I am trying to extract data from a PDF, but I keep getting a type error because my object is not iterable (on the statement for line in text: but I don't understand why 'text' has no value, just above that I create the text object using text = page.extract.text() and then I want to iterate through each line of the text to find matches to my regexes.

I'm afraid that my statement for line in text: is the problem; perhaps using 'line' isn't appropriate, but I don't know what else to do.

My code is below, thanks for looking!

import requests
import pdfplumber
import pandas as pd
import re
from collections import namedtuple

Line = namedtuple('Line', 'gbloc_name contact_type email')

gbloc_re = re.compile(r'^(?:a\.\s[A-Z]{5}\:\s[A-Z]{4})')

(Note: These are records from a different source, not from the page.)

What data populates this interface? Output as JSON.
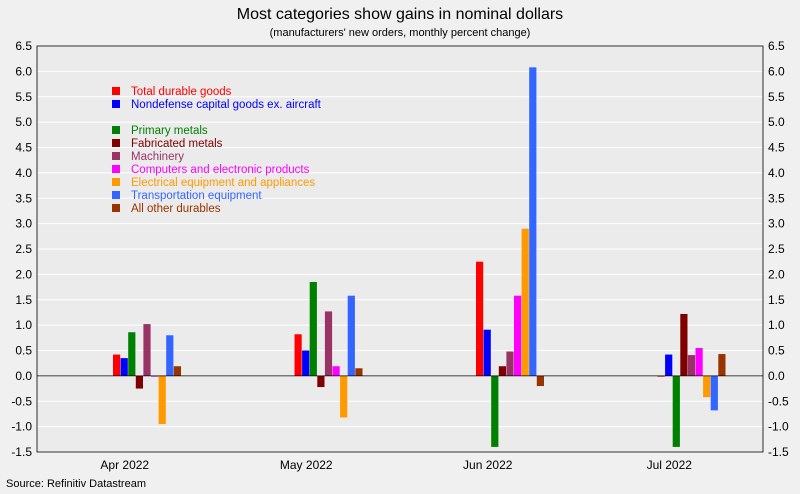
{
  "chart_data": {
    "type": "bar",
    "title": "Most categories show gains in nominal dollars",
    "subtitle": "(manufacturers' new orders, monthly percent change)",
    "source": "Source: Refinitiv Datastream",
    "categories": [
      "Apr 2022",
      "May 2022",
      "Jun 2022",
      "Jul 2022"
    ],
    "ylim": [
      -1.5,
      6.5
    ],
    "yticks": [
      "6.5",
      "6.0",
      "5.5",
      "5.0",
      "4.5",
      "4.0",
      "3.5",
      "3.0",
      "2.5",
      "2.0",
      "1.5",
      "1.0",
      "0.5",
      "0.0",
      "-0.5",
      "-1.0",
      "-1.5"
    ],
    "ytick_values": [
      6.5,
      6.0,
      5.5,
      5.0,
      4.5,
      4.0,
      3.5,
      3.0,
      2.5,
      2.0,
      1.5,
      1.0,
      0.5,
      0.0,
      -0.5,
      -1.0,
      -1.5
    ],
    "grid": true,
    "legend_position": "top-left",
    "series": [
      {
        "name": "Total durable goods",
        "color": "#ff0000",
        "values": [
          0.42,
          0.82,
          2.25,
          0.0
        ]
      },
      {
        "name": "Nondefense capital goods ex. aircraft",
        "color": "#0000ff",
        "values": [
          0.35,
          0.5,
          0.91,
          0.42
        ]
      },
      {
        "name": "Primary metals",
        "color": "#008000",
        "values": [
          0.86,
          1.85,
          -1.4,
          -1.4
        ]
      },
      {
        "name": "Fabricated metals",
        "color": "#800000",
        "values": [
          -0.25,
          -0.22,
          0.19,
          1.22
        ]
      },
      {
        "name": "Machinery",
        "color": "#993366",
        "values": [
          1.02,
          1.27,
          0.48,
          0.41
        ]
      },
      {
        "name": "Computers and electronic products",
        "color": "#ff00ff",
        "values": [
          0.0,
          0.19,
          1.58,
          0.55
        ]
      },
      {
        "name": "Electrical equipment and appliances",
        "color": "#ff9900",
        "values": [
          -0.95,
          -0.82,
          2.9,
          -0.42
        ]
      },
      {
        "name": "Transportation equipment",
        "color": "#3366ff",
        "values": [
          0.8,
          1.58,
          6.08,
          -0.68
        ]
      },
      {
        "name": "All other durables",
        "color": "#993300",
        "values": [
          0.19,
          0.15,
          -0.2,
          0.43
        ]
      }
    ]
  }
}
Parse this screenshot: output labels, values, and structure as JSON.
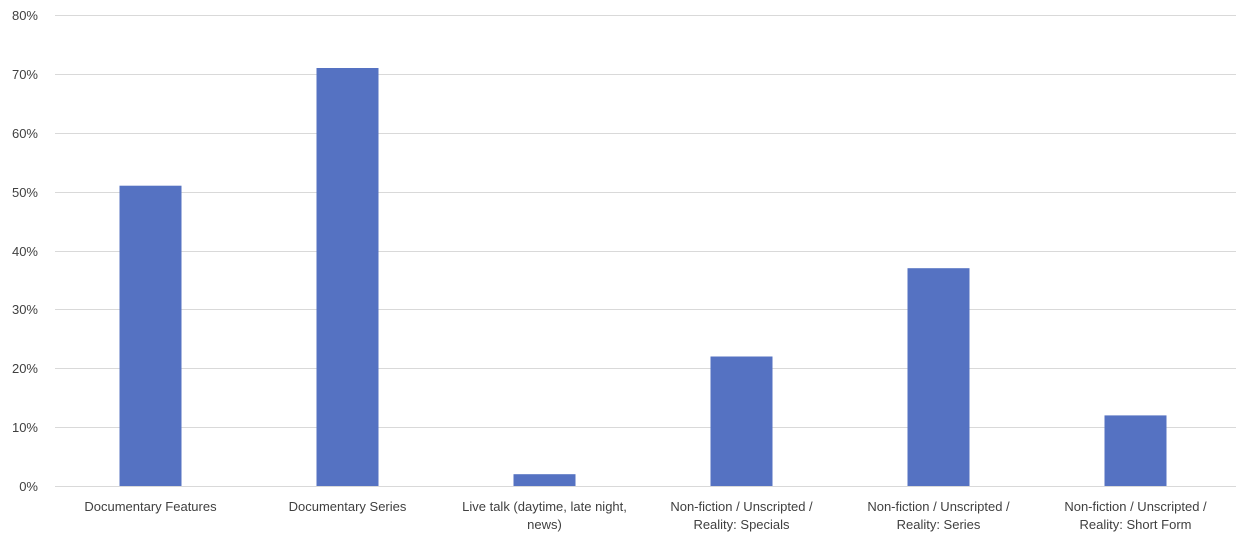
{
  "chart_data": {
    "type": "bar",
    "title": "",
    "xlabel": "",
    "ylabel": "",
    "ylim": [
      0,
      80
    ],
    "y_tick_values": [
      0,
      10,
      20,
      30,
      40,
      50,
      60,
      70,
      80
    ],
    "y_tick_labels": [
      "0%",
      "10%",
      "20%",
      "30%",
      "40%",
      "50%",
      "60%",
      "70%",
      "80%"
    ],
    "grid": "horizontal",
    "legend": "none",
    "bar_color": "#5572c2",
    "gridline_color": "#d9d9d9",
    "categories": [
      [
        "Documentary Features"
      ],
      [
        "Documentary Series"
      ],
      [
        "Live talk (daytime, late night,",
        "news)"
      ],
      [
        "Non-fiction / Unscripted /",
        "Reality: Specials"
      ],
      [
        "Non-fiction / Unscripted /",
        "Reality: Series"
      ],
      [
        "Non-fiction / Unscripted /",
        "Reality: Short Form"
      ]
    ],
    "values": [
      51,
      71,
      2,
      22,
      37,
      12
    ]
  }
}
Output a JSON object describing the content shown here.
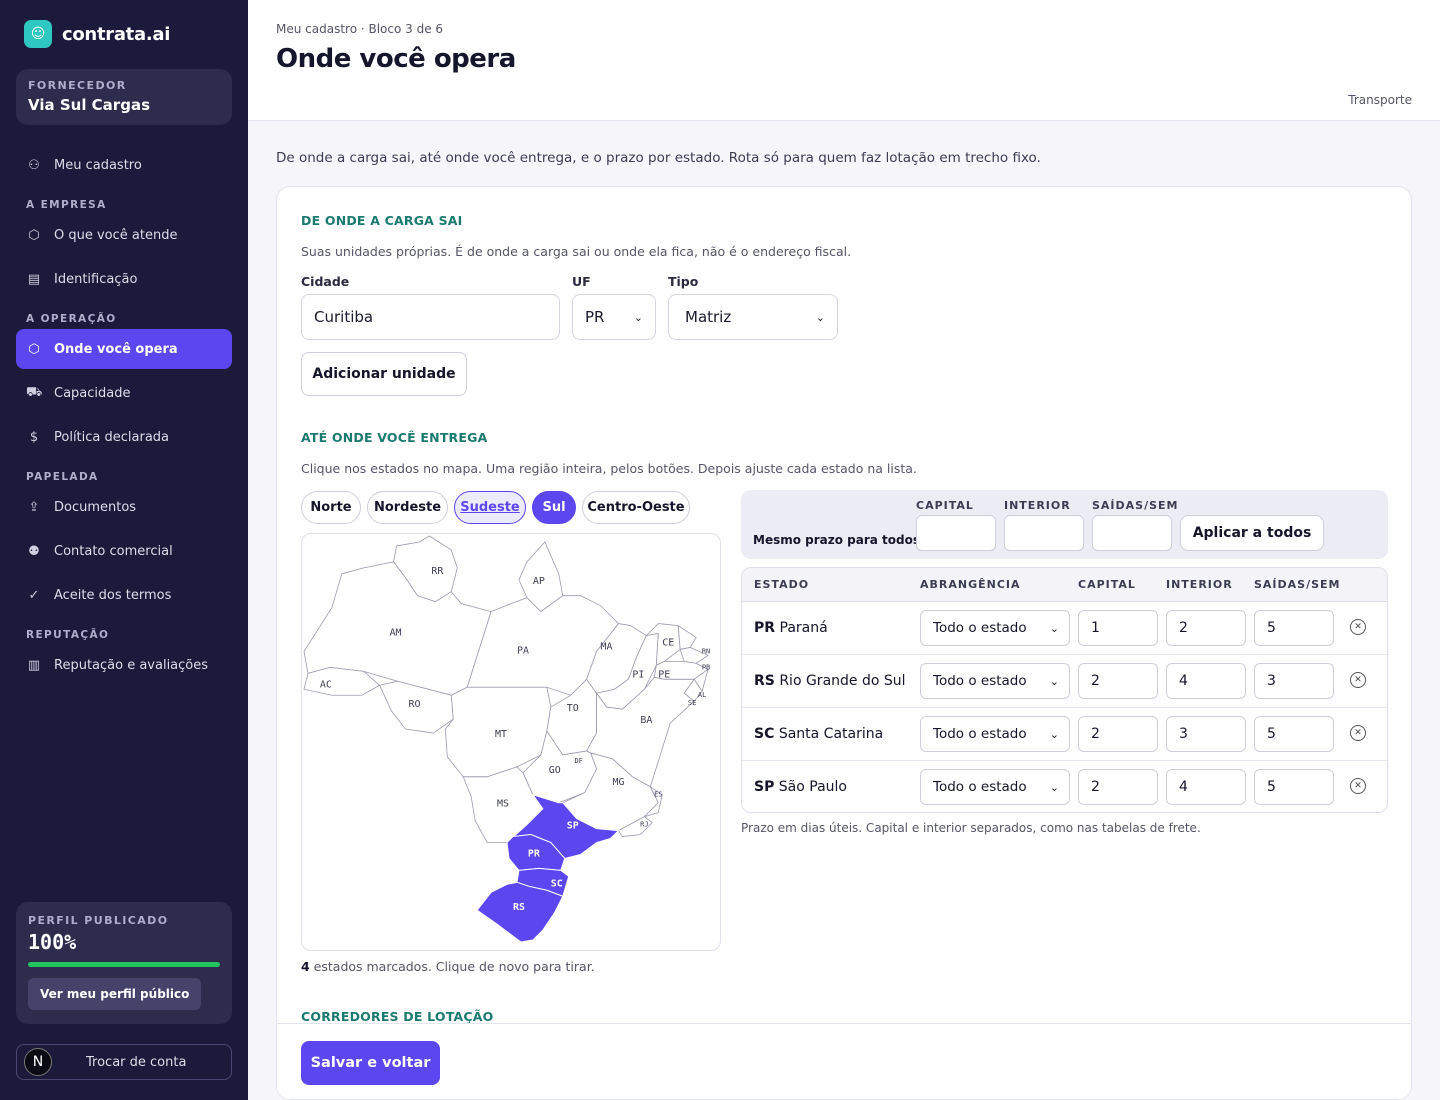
{
  "brand": {
    "name": "contrata.ai",
    "logo_icon": "person-icon"
  },
  "supplier": {
    "label": "FORNECEDOR",
    "name": "Via Sul Cargas"
  },
  "nav": {
    "top": [
      {
        "label": "Meu cadastro",
        "icon": "profile-icon"
      }
    ],
    "sections": [
      {
        "title": "A EMPRESA",
        "items": [
          {
            "label": "O que você atende",
            "icon": "cube-icon"
          },
          {
            "label": "Identificação",
            "icon": "document-icon"
          }
        ]
      },
      {
        "title": "A OPERAÇÃO",
        "items": [
          {
            "label": "Onde você opera",
            "icon": "cube-icon",
            "active": true
          },
          {
            "label": "Capacidade",
            "icon": "truck-icon"
          },
          {
            "label": "Política declarada",
            "icon": "dollar-icon"
          }
        ]
      },
      {
        "title": "PAPELADA",
        "items": [
          {
            "label": "Documentos",
            "icon": "upload-icon"
          },
          {
            "label": "Contato comercial",
            "icon": "people-icon"
          },
          {
            "label": "Aceite dos termos",
            "icon": "check-circle-icon"
          }
        ]
      },
      {
        "title": "REPUTAÇÃO",
        "items": [
          {
            "label": "Reputação e avaliações",
            "icon": "bar-chart-icon"
          }
        ]
      }
    ]
  },
  "profile": {
    "label": "PERFIL PUBLICADO",
    "percent_text": "100%",
    "percent": 100,
    "button": "Ver meu perfil público"
  },
  "account": {
    "avatar": "N",
    "switch_label": "Trocar de conta"
  },
  "header": {
    "breadcrumb": "Meu cadastro · Bloco 3 de 6",
    "title": "Onde você opera",
    "tag": "Transporte"
  },
  "intro": "De onde a carga sai, até onde você entrega, e o prazo por estado. Rota só para quem faz lotação em trecho fixo.",
  "origin": {
    "title": "DE ONDE A CARGA SAI",
    "desc": "Suas unidades próprias. É de onde a carga sai ou onde ela fica, não é o endereço fiscal.",
    "city_label": "Cidade",
    "city_value": "Curitiba",
    "uf_label": "UF",
    "uf_value": "PR",
    "type_label": "Tipo",
    "type_value": "Matriz",
    "add_button": "Adicionar unidade"
  },
  "delivery": {
    "title": "ATÉ ONDE VOCÊ ENTREGA",
    "desc": "Clique nos estados no mapa. Uma região inteira, pelos botões. Depois ajuste cada estado na lista.",
    "regions": [
      "Norte",
      "Nordeste",
      "Sudeste",
      "Sul",
      "Centro-Oeste"
    ],
    "map_selected": [
      "SP",
      "PR",
      "SC",
      "RS"
    ],
    "marked_count": "4",
    "marked_note": " estados marcados. Clique de novo para tirar."
  },
  "bulk": {
    "label": "Mesmo prazo para todos:",
    "col_capital": "CAPITAL",
    "col_interior": "INTERIOR",
    "col_saidas": "SAÍDAS/SEM",
    "apply_button": "Aplicar a todos"
  },
  "table": {
    "headers": {
      "estado": "ESTADO",
      "abrangencia": "ABRANGÊNCIA",
      "capital": "CAPITAL",
      "interior": "INTERIOR",
      "saidas": "SAÍDAS/SEM"
    },
    "rows": [
      {
        "uf": "PR",
        "name": "Paraná",
        "scope": "Todo o estado",
        "capital": "1",
        "interior": "2",
        "saidas": "5"
      },
      {
        "uf": "RS",
        "name": "Rio Grande do Sul",
        "scope": "Todo o estado",
        "capital": "2",
        "interior": "4",
        "saidas": "3"
      },
      {
        "uf": "SC",
        "name": "Santa Catarina",
        "scope": "Todo o estado",
        "capital": "2",
        "interior": "3",
        "saidas": "5"
      },
      {
        "uf": "SP",
        "name": "São Paulo",
        "scope": "Todo o estado",
        "capital": "2",
        "interior": "4",
        "saidas": "5"
      }
    ],
    "note": "Prazo em dias úteis. Capital e interior separados, como nas tabelas de frete."
  },
  "corridors": {
    "title": "CORREDORES DE LOTAÇÃO"
  },
  "footer": {
    "save_button": "Salvar e voltar"
  },
  "colors": {
    "accent": "#5b46f0",
    "sidebar": "#1c1a3a",
    "section_title": "#1b7a6f",
    "progress": "#22c55e"
  }
}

line_re = re.compile(r'^[^@\s]+@[^@\s]\.[^@\s]+$')

file = 'sampleReport.pdf'
  
lines=[]

with pdfplumber.open(file) as pdf:
    pages = pdf.pages 
    for page in pdf.pages: 
        text = page.extract_text() 
        for line in text: 
            gbloc = gbloc_re.search(line) 
            if gbloc:
                gbloc_name = gbloc

            elif line.startswith('Outbound'):
                contact_type = 'Outbound'
            
            elif line.startswith('Tracing'):
                contact_type = 'Tracing'
            
            elif line.startswith('Customer'):
                contact_type = 'Customer Service'

            elif line.startswith('QA'):
                contact_type = 'Quality Assurance'
            
            elif line.startswith('NTS'):
                contact_type = 'NTS'

            elif line.startswith('Inbound'):
                contact_type = 'Inbound'
            
            elif line_re.search(line):
                items = line.split()
                lines.append(Line(gbloc_name, contact_type, *items))

2 Answers2

0

Try setting the loop directly equal to the page.extract_text() value. Like this:

with pdfplumber.open(file) as pdf:
    for page in pdf.pages:
        for line in page.extract_text():
DapperDuck
  • 2,728
  • 1
  • 9
  • 21
  • Thank you, but the same error occurred. I changed the code to: `lines=[] with pdfplumber.open(file) as pdf: for page in pdf.pages: for line in page.extract_text(): gbloc = gbloc_re.search(line) if gbloc: gbloc_name = gbloc` – Don Carroll Jan 10 '21 at 01:57
  • I can probably update my answer with some testing. Please include the pdf file you are using – DapperDuck Jan 10 '21 at 01:59
  • Thank you! the file is here: [link](https://move.mil/sites/default/files/inline-files/CONUS%20PERSONAL%20PROPERTY%20CONSIGNMENT%20INSTRUCTION%20GUIDE%20%28January%202021%20v32%29.pdf) – Don Carroll Jan 10 '21 at 02:02
  • Where exactly does the error occur? Because I ran the code, and it worked fine for me – DapperDuck Jan 10 '21 at 02:59
  • Thank you @DapperDuck, I did need to 'if not text: continue' to get it to work - I'm not sure why it worked for you without that - but I very much appreciate your help! – Don Carroll Jan 10 '21 at 15:39
0

I used lib PyPDF2 to extract text from PDF. Here, i made a simple source code. It will extract the content by page.

import PyPDF2

with open('example.pdf', 'rb') as pdfFileObj:
    pdfReader = PyPDF2.PdfFileReader(pdfFileObj)
    print(pdfReader.numPages)
    for i in range(0, pdfReader.numPages):
        print("Page: ", i)
        pageObj = pdfReader.getPage(i)
        print(pageObj.extractText())

Image result:

Result

Please check and respond to me if you have any issue.